All of that day they pushed steadily forward, halting but once to sup and drink within a herdsman's cottage. When the evening had fallen they were among the upland hills, and had journeyed a full two leagues beyond the Back Friar's Monastery.
They found shelter for that night in a wayside peasant's hut. Here Sir Richard enjoyed a long talk with Isabel, sitting alone with her by the chimney-side. He tried to win from her an elucidation of the mystery of the moving tavern, but she refused to gratify his curiosity. Whenever she chanced to discover that Sir Richard desired particularly a certain favor, always she would say, "Not till we are come within sight of Castle Yewe, ... then you shall have earned it."
She was leading the young knight a merry dance, with her "Richard, fetch me this," and "Richard, dear, fetch me that"; her "Are you certain that this is the nearest path to Castle Yewe?" When the young knight would grow sullen and demur against returning there, "How absurd of you, my brave champion," Isabel would say, "to set yourself against those whose only desire it is to put you where you rightfully belong!"

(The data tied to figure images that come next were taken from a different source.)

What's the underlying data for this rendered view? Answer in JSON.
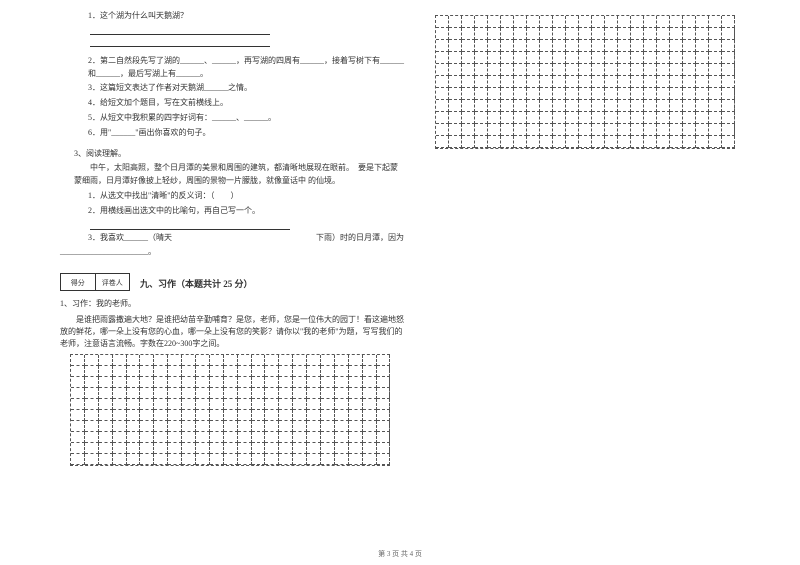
{
  "leftColumn": {
    "questions1": [
      "1．这个湖为什么叫天鹅湖？",
      "2．第二自然段先写了湖的______、______，再写湖的四周有______，接着写树下有______和______，最后写湖上有______。",
      "3．这篇短文表达了作者对天鹅湖______之情。",
      "4．给短文加个题目，写在文前横线上。",
      "5．从短文中我积累的四字好词有：______、______。",
      "6．用\"______\"画出你喜欢的句子。"
    ],
    "reading3Title": "3、阅读理解。",
    "reading3Body": "　　中午，太阳高照，整个日月潭的美景和周围的建筑，都清晰地展现在眼前。　要是下起蒙蒙细雨，日月潭好像披上轻纱，周围的景物一片朦胧，就像童话中 的仙境。",
    "reading3Questions": [
      "1．从选文中找出\"清晰\"的反义词：（　　）",
      "2．用横线画出选文中的比喻句，再自己写一个。",
      "3．我喜欢______（晴天　　　　　　　　　　　　　　　　　　下雨）时的日月潭，因为"
    ],
    "blankTail": "______________________。",
    "scoreBox": {
      "left": "得分",
      "right": "评卷人"
    },
    "sectionTitle": "九、习作（本题共计 25 分）",
    "essayTitle": "1、习作：我的老师。",
    "essayBody": "　　是谁把雨露撒遍大地？是谁把幼苗辛勤哺育？是您，老师，您是一位伟大的园丁！看这遍地怒放的鲜花，哪一朵上没有您的心血，哪一朵上没有您的笑影？请你以\"我的老师\"为题，写写我们的老师，注意语言流畅。字数在220~300字之间。"
  },
  "gridLeft": {
    "rows": 10,
    "cols": 23,
    "cellW": 13.9,
    "cellH": 11
  },
  "gridRight": {
    "rows": 11,
    "cols": 23,
    "cellW": 13.0,
    "cellH": 12
  },
  "footer": "第 3 页 共 4 页"
}
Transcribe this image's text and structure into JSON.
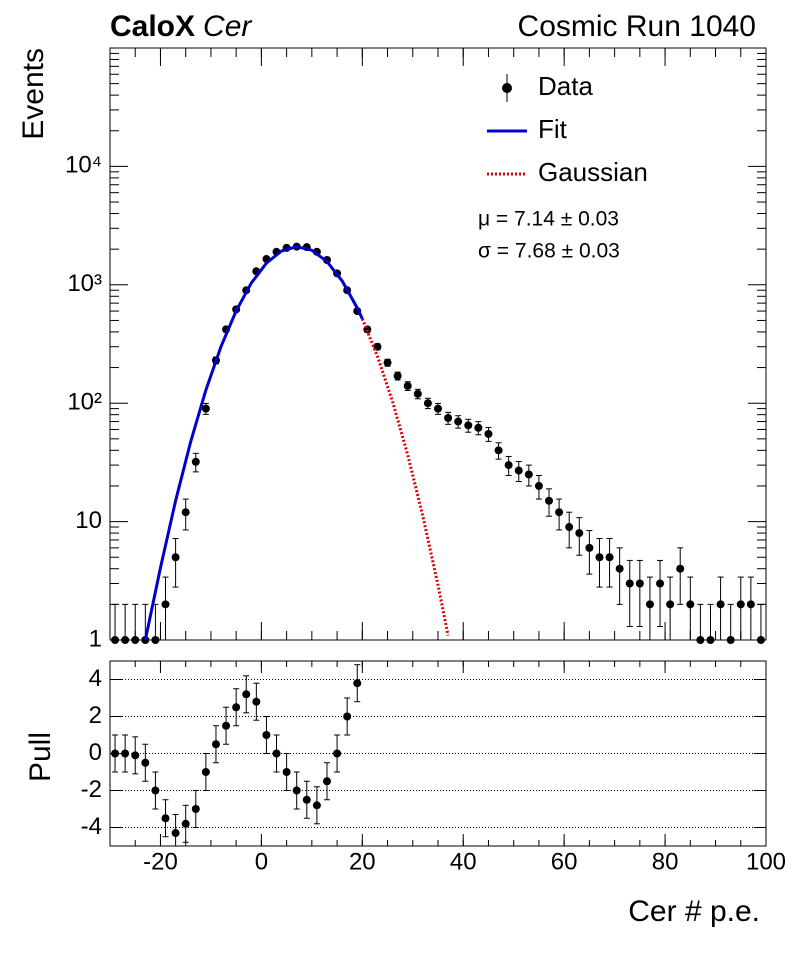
{
  "chart_data": [
    {
      "type": "scatter",
      "title": "CaloX",
      "title_italic": "Cer",
      "run_label": "Cosmic Run 1040",
      "ylabel": "Events",
      "log_y": true,
      "ylim": [
        1,
        100000
      ],
      "yticks": [
        1,
        10,
        {
          "value": 100,
          "label": "10²"
        },
        {
          "value": 1000,
          "label": "10³"
        },
        {
          "value": 10000,
          "label": "10⁴"
        }
      ],
      "legend": "top-right",
      "annotations": [
        "μ = 7.14 ± 0.03",
        "σ = 7.68 ± 0.03"
      ],
      "series": [
        {
          "name": "Data",
          "color": "#000000",
          "style": "points",
          "x": [
            -29,
            -27,
            -25,
            -23,
            -21,
            -19,
            -17,
            -15,
            -13,
            -11,
            -9,
            -7,
            -5,
            -3,
            -1,
            1,
            3,
            5,
            7,
            9,
            11,
            13,
            15,
            17,
            19,
            21,
            23,
            25,
            27,
            29,
            31,
            33,
            35,
            37,
            39,
            41,
            43,
            45,
            47,
            49,
            51,
            53,
            55,
            57,
            59,
            61,
            63,
            65,
            67,
            69,
            71,
            73,
            75,
            77,
            79,
            81,
            83,
            85,
            87,
            89,
            91,
            93,
            95,
            97,
            99
          ],
          "values": [
            1,
            1,
            1,
            1,
            1,
            2,
            5,
            12,
            32,
            90,
            230,
            420,
            620,
            900,
            1300,
            1650,
            1900,
            2050,
            2100,
            2080,
            1900,
            1620,
            1250,
            900,
            600,
            420,
            300,
            220,
            170,
            140,
            120,
            100,
            90,
            75,
            70,
            65,
            62,
            55,
            40,
            30,
            27,
            25,
            20,
            15,
            12,
            9,
            8,
            6,
            5,
            5,
            4,
            3,
            3,
            2,
            3,
            2,
            4,
            2,
            1,
            1,
            2,
            1,
            2,
            2,
            1
          ],
          "errors": [
            1,
            1,
            1,
            1,
            1,
            1.4,
            2.2,
            3.5,
            5.7,
            9.5,
            15.2,
            20.5,
            24.9,
            30,
            36.1,
            40.6,
            43.6,
            45.3,
            45.8,
            45.6,
            43.6,
            40.2,
            35.4,
            30,
            24.5,
            20.5,
            17.3,
            14.8,
            13,
            11.8,
            11,
            10,
            9.5,
            8.7,
            8.4,
            8.1,
            7.9,
            7.4,
            6.3,
            5.5,
            5.2,
            5,
            4.5,
            3.9,
            3.5,
            3,
            2.8,
            2.4,
            2.2,
            2.2,
            2,
            1.7,
            1.7,
            1.4,
            1.7,
            1.4,
            2,
            1.4,
            1,
            1,
            1.4,
            1,
            1.4,
            1.4,
            1
          ]
        },
        {
          "name": "Fit",
          "color": "#0000cc",
          "style": "solid",
          "x": [
            -23,
            -20,
            -17,
            -14,
            -11,
            -8,
            -5,
            -2,
            1,
            4,
            7,
            10,
            13,
            16,
            19,
            20
          ],
          "values": [
            0.95,
            4.07,
            15,
            47.5,
            129,
            301,
            602,
            1034,
            1525,
            1932,
            2100,
            1959,
            1570,
            1079,
            637,
            517
          ]
        },
        {
          "name": "Gaussian",
          "color": "#dd0000",
          "style": "dotted",
          "x": [
            20,
            23,
            26,
            29,
            32,
            35,
            37
          ],
          "values": [
            517,
            249,
            103,
            36.6,
            11.1,
            2.91,
            1.09
          ]
        }
      ]
    },
    {
      "type": "scatter",
      "ylabel": "Pull",
      "xlabel": "Cer # p.e.",
      "color": "#000000",
      "grid": true,
      "xlim": [
        -30,
        100
      ],
      "xticks": [
        -20,
        0,
        20,
        40,
        60,
        80,
        100
      ],
      "ylim": [
        -5,
        5
      ],
      "yticks": [
        -4,
        -2,
        0,
        2,
        4
      ],
      "x": [
        -29,
        -27,
        -25,
        -23,
        -21,
        -19,
        -17,
        -15,
        -13,
        -11,
        -9,
        -7,
        -5,
        -3,
        -1,
        1,
        3,
        5,
        7,
        9,
        11,
        13,
        15,
        17,
        19
      ],
      "values": [
        0,
        0,
        -0.1,
        -0.5,
        -2,
        -3.5,
        -4.3,
        -3.8,
        -3,
        -1,
        0.5,
        1.5,
        2.5,
        3.2,
        2.8,
        1,
        0,
        -1,
        -2,
        -2.5,
        -2.8,
        -1.5,
        0,
        2,
        3.8
      ],
      "errors": [
        1,
        1,
        1,
        1,
        1,
        1,
        1,
        1,
        1,
        1,
        1,
        1,
        1,
        1,
        1,
        1,
        1,
        1,
        1,
        1,
        1,
        1,
        1,
        1,
        1
      ]
    }
  ]
}
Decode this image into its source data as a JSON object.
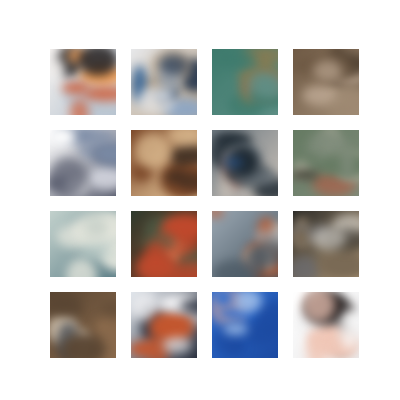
{
  "grid": {
    "rows": 4,
    "cols": 4,
    "tiles": [
      {
        "colors": [
          "#f4f1ef",
          "#d24a1d",
          "#1f1b1b",
          "#f0a05a",
          "#b8c4d0"
        ]
      },
      {
        "colors": [
          "#e7e8ea",
          "#3d6a9a",
          "#27384f",
          "#8fa7c4",
          "#b5a28a"
        ]
      },
      {
        "colors": [
          "#3d7a6c",
          "#d7cfb3",
          "#8b7a4f",
          "#c75a3a",
          "#5f8f86"
        ]
      },
      {
        "colors": [
          "#6f5a45",
          "#8a7660",
          "#b9a48f",
          "#4c3d2e",
          "#a08b74"
        ]
      },
      {
        "colors": [
          "#ffffff",
          "#2c2a35",
          "#7a8aa5",
          "#d4d6df",
          "#5a5e6f"
        ]
      },
      {
        "colors": [
          "#7d4a2b",
          "#d8b07a",
          "#b8532d",
          "#3a2a1f",
          "#e7c89c"
        ]
      },
      {
        "colors": [
          "#6f7a82",
          "#2d5d9a",
          "#b87b6a",
          "#1f2a33",
          "#c9c1b8"
        ]
      },
      {
        "colors": [
          "#657a62",
          "#b7553d",
          "#3c3a2f",
          "#c9c2b2",
          "#7e8b7a"
        ]
      },
      {
        "colors": [
          "#c2d1cc",
          "#2a4a5a",
          "#8aa3a0",
          "#e7e8de",
          "#5b7d86"
        ]
      },
      {
        "colors": [
          "#2f3c2e",
          "#c1492c",
          "#e09a6d",
          "#4d5f49",
          "#8c3a23"
        ]
      },
      {
        "colors": [
          "#9aa7b2",
          "#b8582f",
          "#6d3c2a",
          "#d9c9b6",
          "#4b5964"
        ]
      },
      {
        "colors": [
          "#2b2a27",
          "#7a6a55",
          "#e7e4dd",
          "#6a6b70",
          "#b39b7a"
        ]
      },
      {
        "colors": [
          "#5a4633",
          "#2f3a48",
          "#c4a684",
          "#e6d9c6",
          "#8a6a4c"
        ]
      },
      {
        "colors": [
          "#dfe4ea",
          "#6b6f78",
          "#c4562d",
          "#f4f4f6",
          "#2c3240"
        ]
      },
      {
        "colors": [
          "#2f6fd0",
          "#f2f4f7",
          "#9bbbe8",
          "#c9a1a0",
          "#1c4aa1"
        ]
      },
      {
        "colors": [
          "#ffffff",
          "#cf3a1f",
          "#2a2424",
          "#f0c7b7",
          "#e9e9ea"
        ]
      }
    ]
  }
}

Scarcely an hour passed without seeing its quarrel between them, which inevitably ended by her riding close alongside her companion, taking his hand and wheedling him, willy-nilly, into the best of good humors. Her wonderful eyes during one moment would be flashing cold steel, and in the next would radiate the warmth and glory of a tropic sun. Isabel was, indeed, a most extraordinary young woman.
Within his mind Sir Richard had made a complete surrender to her continued importunings. He was staking his last hope of liberation from his uncomfortable, and that which he considered dangerous, position upon the slight chance of finding de Claverlok in the deserted hut. "An the good fellow happens not to be there," he thought, "why—I'll fare on and discover me the things that Lord Douglas has in waiting."
Sir Richard's system of secret signals to the foot-boys worked admirably, and quite as well as he could wish. By giving them the proper signs he was enabled to follow the path along which the Renegade Duke and he had so furiously ridden. He even remarked the patch of broken gorse and brambles that plainly marked his fall.
It was upon the afternoon of the third day of their journey that they turned into the sandy highway where the young knight had momentarily outwitted his pursuer. He recalled to his mind the image of de Claverlok's rugged, honest face set fantastically against the moon, as he had seen it upon that memorable night. Sir Richard was obliged to confess that his hope of discovering him at their appointed rendezvous was sinking in proportion with the nearness of his approach thereto.
At length, as they rode free of the forest through which a part of the road lay, he made out the little hut standing close beside a down something near a quarter of a league distant. There was a monk, on foot, moving in their direction along the highway. As the churchman drew nearer, Sir Richard noted that he was tallying his string of black beads and muttering over his open breviary.
Isabel, just then, rode close to his saddle.